4. Log token usage per step. You cannot optimize what you do not measure. Track input tokens, output tokens, model used, and latency for every agent invocation. Aggregate this data to find cost hotspots.
5. Version your pipelines. A pipeline configuration is code. Store it in version control, review changes in pull requests, and tag releases. When a pipeline starts producing worse output, you need to diff against the last known-good version.
6. Test agents in isolation first. Before connecting agents into a pipeline, verify each one independently with representative inputs. Integration bugs are harder to diagnose than unit-level agent failures.
The Ecosystem
Agent Forge provides the scaffolding for building individual sub-agents with proper contracts and validation. Agent Atlas serves as the catalog where you discover and share reusable agents.
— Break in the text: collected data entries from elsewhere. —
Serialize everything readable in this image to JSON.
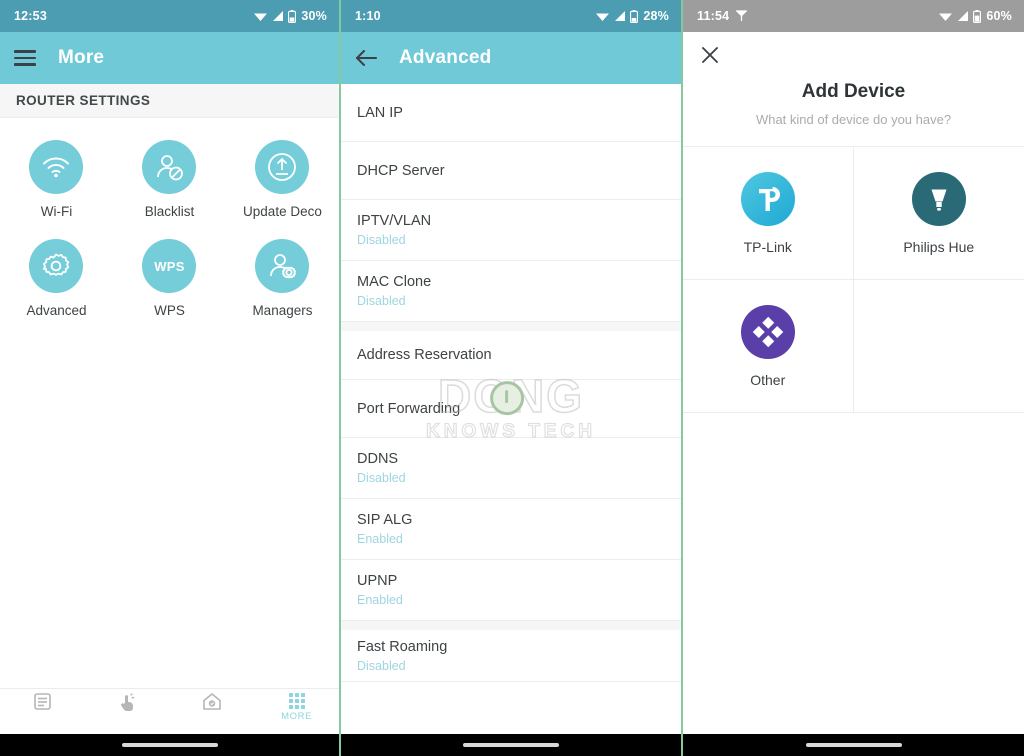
{
  "colors": {
    "status_teal": "#4c9cb2",
    "status_gray": "#9d9d9d",
    "appbar_teal": "#6fc9d7",
    "icon_circle": "#74cdd9",
    "sub_text": "#9ed6e0",
    "tab_active": "#8fd4e0",
    "tplink_blue": "#29b6d8",
    "hue_teal": "#2a6a77",
    "other_purple": "#5b3fa8",
    "panel_divider_green": "#86c99c"
  },
  "panel1": {
    "status": {
      "time": "12:53",
      "battery": "30%",
      "icons": [
        "wifi-icon",
        "signal-icon",
        "battery-icon"
      ]
    },
    "appbar": {
      "menu_icon": "hamburger-icon",
      "title": "More"
    },
    "section_header": "ROUTER SETTINGS",
    "tiles": [
      {
        "label": "Wi-Fi",
        "icon": "wifi-icon"
      },
      {
        "label": "Blacklist",
        "icon": "user-block-icon"
      },
      {
        "label": "Update Deco",
        "icon": "upload-box-icon"
      },
      {
        "label": "Advanced",
        "icon": "gear-icon"
      },
      {
        "label": "WPS",
        "icon": "wps-text-icon",
        "icon_text": "WPS"
      },
      {
        "label": "Managers",
        "icon": "user-gear-icon"
      }
    ],
    "tabbar": [
      {
        "label": "",
        "icon": "overview-icon",
        "active": false
      },
      {
        "label": "",
        "icon": "tap-hand-icon",
        "active": false
      },
      {
        "label": "",
        "icon": "home-shield-icon",
        "active": false
      },
      {
        "label": "MORE",
        "icon": "grid-dots-icon",
        "active": true
      }
    ]
  },
  "panel2": {
    "status": {
      "time": "1:10",
      "battery": "28%",
      "icons": [
        "wifi-icon",
        "signal-icon",
        "battery-icon"
      ]
    },
    "appbar": {
      "back_icon": "back-arrow-icon",
      "title": "Advanced"
    },
    "watermark": {
      "main": "DONG",
      "sub": "KNOWS TECH"
    },
    "rows": [
      {
        "title": "LAN IP",
        "sub": "",
        "gap_before": false
      },
      {
        "title": "DHCP Server",
        "sub": "",
        "gap_before": false
      },
      {
        "title": "IPTV/VLAN",
        "sub": "Disabled",
        "gap_before": false
      },
      {
        "title": "MAC Clone",
        "sub": "Disabled",
        "gap_before": false
      },
      {
        "title": "Address Reservation",
        "sub": "",
        "gap_before": true
      },
      {
        "title": "Port Forwarding",
        "sub": "",
        "gap_before": false
      },
      {
        "title": "DDNS",
        "sub": "Disabled",
        "gap_before": false
      },
      {
        "title": "SIP ALG",
        "sub": "Enabled",
        "gap_before": false
      },
      {
        "title": "UPNP",
        "sub": "Enabled",
        "gap_before": false
      },
      {
        "title": "Fast Roaming",
        "sub": "Disabled",
        "gap_before": true
      }
    ]
  },
  "panel3": {
    "status": {
      "time": "11:54",
      "battery": "60%",
      "icons": [
        "cast-icon",
        "wifi-icon",
        "signal-icon",
        "battery-icon"
      ]
    },
    "close_icon": "close-icon",
    "title": "Add Device",
    "subtitle": "What kind of device do you have?",
    "devices": [
      {
        "label": "TP-Link",
        "icon": "tplink-logo-icon"
      },
      {
        "label": "Philips Hue",
        "icon": "philips-hue-bulb-icon"
      },
      {
        "label": "Other",
        "icon": "other-diamonds-icon"
      }
    ]
  }
}
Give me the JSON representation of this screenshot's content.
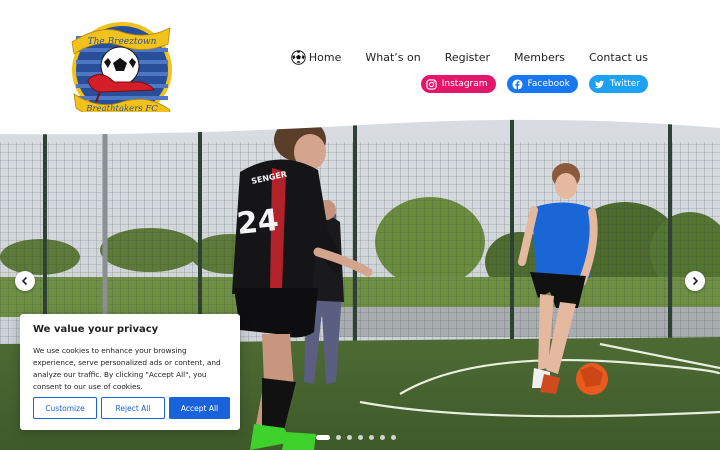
{
  "logo": {
    "line1": "The Breeztown",
    "line2": "Breathtakers FC",
    "colors": {
      "blue": "#2a4f9a",
      "yellow": "#f2c21b",
      "red": "#d41f2a"
    }
  },
  "nav": {
    "items": [
      {
        "label": "Home",
        "icon": "football-icon"
      },
      {
        "label": "What’s on"
      },
      {
        "label": "Register"
      },
      {
        "label": "Members"
      },
      {
        "label": "Contact us"
      }
    ]
  },
  "social": {
    "instagram": {
      "label": "Instagram",
      "icon": "instagram-icon",
      "color": "#e4166b"
    },
    "facebook": {
      "label": "Facebook",
      "icon": "facebook-icon",
      "color": "#1877f2"
    },
    "twitter": {
      "label": "Twitter",
      "icon": "twitter-icon",
      "color": "#1da1f2"
    }
  },
  "hero": {
    "shirt_number": "24",
    "shirt_name": "SENGER",
    "slides_total": 7,
    "active_slide": 1
  },
  "cookie": {
    "title": "We value your privacy",
    "body": "We use cookies to enhance your browsing experience, serve personalized ads or content, and analyze our traffic. By clicking \"Accept All\", you consent to our use of cookies.",
    "customize": "Customize",
    "reject": "Reject All",
    "accept": "Accept All",
    "accent": "#1863dc"
  }
}
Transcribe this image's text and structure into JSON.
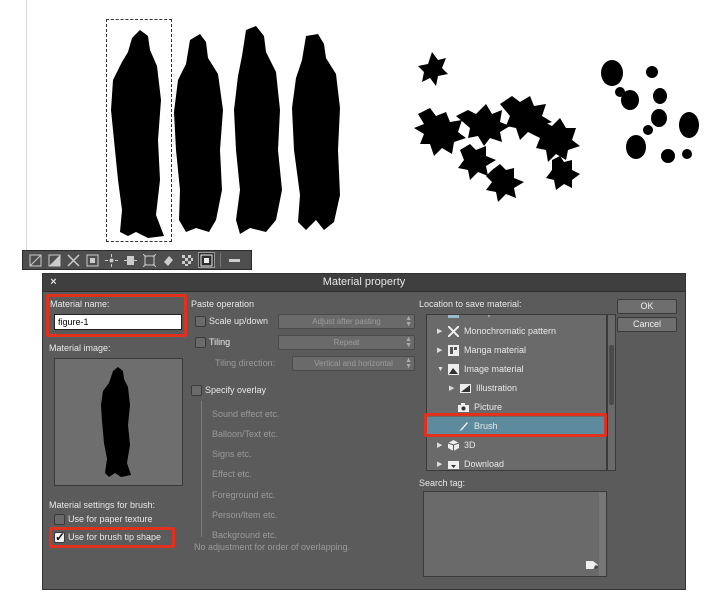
{
  "toolbar": {
    "icons": [
      "transform-icon",
      "flip-icon",
      "scale-icon",
      "grid-icon",
      "move-icon",
      "rotate-icon",
      "free-transform-icon",
      "fill-icon",
      "pattern-icon",
      "register-material-icon",
      "collapse-icon"
    ]
  },
  "dialog": {
    "title": "Material property",
    "close": "×",
    "material_name_label": "Material name:",
    "material_name_value": "figure-1",
    "material_image_label": "Material image:",
    "brush_settings_label": "Material settings for brush:",
    "paper_texture_label": "Use for paper texture",
    "paper_texture_checked": false,
    "brush_tip_label": "Use for brush tip shape",
    "brush_tip_checked": true,
    "paste": {
      "heading": "Paste operation",
      "scale_label": "Scale up/down",
      "adjust_button": "Adjust after pasting",
      "tiling_label": "Tiling",
      "repeat_button": "Repeat",
      "tiling_direction_label": "Tiling direction:",
      "direction_value": "Vertical and horizontal",
      "overlay_label": "Specify overlay",
      "overlay_items": [
        "Sound effect etc.",
        "Balloon/Text etc.",
        "Signs etc.",
        "Effect etc.",
        "Foreground etc.",
        "Person/Item etc.",
        "Background etc."
      ],
      "no_adjust_note": "No adjustment for order of overlapping."
    },
    "location": {
      "label": "Location to save material:",
      "items": [
        {
          "label": "Color pattern"
        },
        {
          "label": "Monochromatic pattern"
        },
        {
          "label": "Manga material"
        },
        {
          "label": "Image material"
        },
        {
          "label": "Illustration"
        },
        {
          "label": "Picture"
        },
        {
          "label": "Brush",
          "selected": true
        },
        {
          "label": "3D"
        },
        {
          "label": "Download"
        }
      ]
    },
    "search_tag_label": "Search tag:",
    "ok": "OK",
    "cancel": "Cancel"
  },
  "colors": {
    "highlight": "#e0301e",
    "selected_row": "#5d8a9d",
    "dialog_bg": "#5b5b5b"
  }
}
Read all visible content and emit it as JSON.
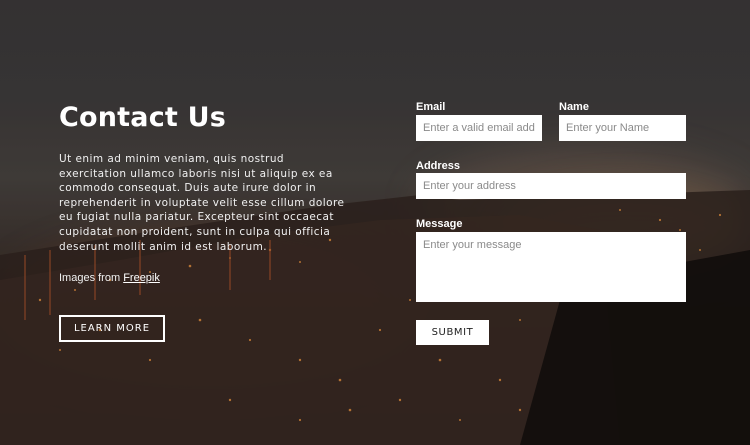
{
  "hero": {
    "title": "Contact Us",
    "description": "Ut enim ad minim veniam, quis nostrud exercitation ullamco laboris nisi ut aliquip ex ea commodo consequat. Duis aute irure dolor in reprehenderit in voluptate velit esse cillum dolore eu fugiat nulla pariatur. Excepteur sint occaecat cupidatat non proident, sunt in culpa qui officia deserunt mollit anim id est laborum.",
    "credit_prefix": "Images from ",
    "credit_link": "Freepik",
    "learn_more_label": "LEARN MORE"
  },
  "form": {
    "email": {
      "label": "Email",
      "placeholder": "Enter a valid email address",
      "value": ""
    },
    "name": {
      "label": "Name",
      "placeholder": "Enter your Name",
      "value": ""
    },
    "address": {
      "label": "Address",
      "placeholder": "Enter your address",
      "value": ""
    },
    "message": {
      "label": "Message",
      "placeholder": "Enter your message",
      "value": ""
    },
    "submit_label": "SUBMIT"
  },
  "colors": {
    "text": "#ffffff",
    "field_background": "#ffffff",
    "placeholder": "#8a8a8a"
  }
}
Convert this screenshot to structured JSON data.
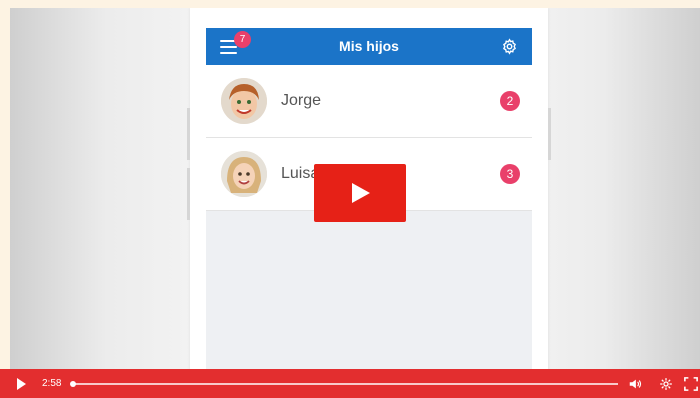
{
  "app": {
    "title": "Mis hijos",
    "menu_badge": "7"
  },
  "children": [
    {
      "name": "Jorge",
      "count": "2"
    },
    {
      "name": "Luisa",
      "count": "3"
    }
  ],
  "player": {
    "time": "2:58",
    "progress": 0.0
  },
  "colors": {
    "appbar": "#1b74c8",
    "badge": "#e9406a",
    "player_red": "#e32e2f",
    "play_button": "#e62117"
  },
  "icons": [
    "menu-icon",
    "gear-icon",
    "play-icon",
    "volume-icon",
    "settings-icon",
    "fullscreen-icon"
  ]
}
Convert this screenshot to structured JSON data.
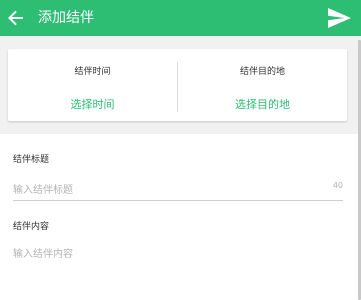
{
  "toolbar": {
    "title": "添加结伴",
    "back_icon": "arrow-left-icon",
    "send_icon": "send-icon",
    "color": "#2dbd73"
  },
  "selectors": {
    "time": {
      "label": "结伴时间",
      "value": "选择时间"
    },
    "destination": {
      "label": "结伴目的地",
      "value": "选择目的地"
    }
  },
  "form": {
    "title_label": "结伴标题",
    "title_placeholder": "输入结伴标题",
    "title_max_length": "40",
    "content_label": "结伴内容",
    "content_placeholder": "输入结伴内容"
  },
  "colors": {
    "accent": "#2dbd73",
    "background": "#f1f1f1",
    "text": "#333333",
    "hint": "#b4b4b4"
  }
}
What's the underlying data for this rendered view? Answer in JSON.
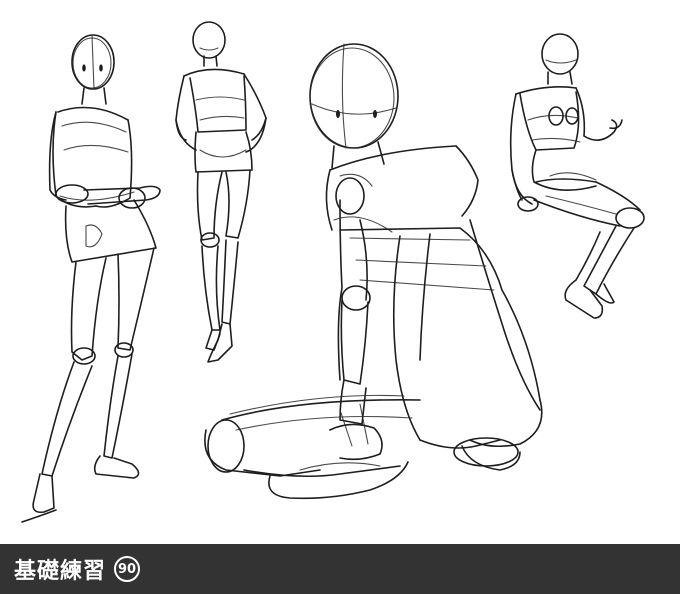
{
  "footer": {
    "title": "基礎練習",
    "number": "90"
  },
  "colors": {
    "footer_background": "#333333",
    "footer_text": "#ffffff",
    "sketch_stroke": "#1e1e1e",
    "canvas_background": "#ffffff"
  }
}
Together, they form the foundation for building multi-agent pipelines that are maintainable, cost-effective, and reliable.
The shift from single-agent to multi-agent is not about complexity for its own sake. It is about applying the same engineering principles — separation of concerns, composability, testability — that we already use in traditional software development. The agents are the functions. The pipeline is the program.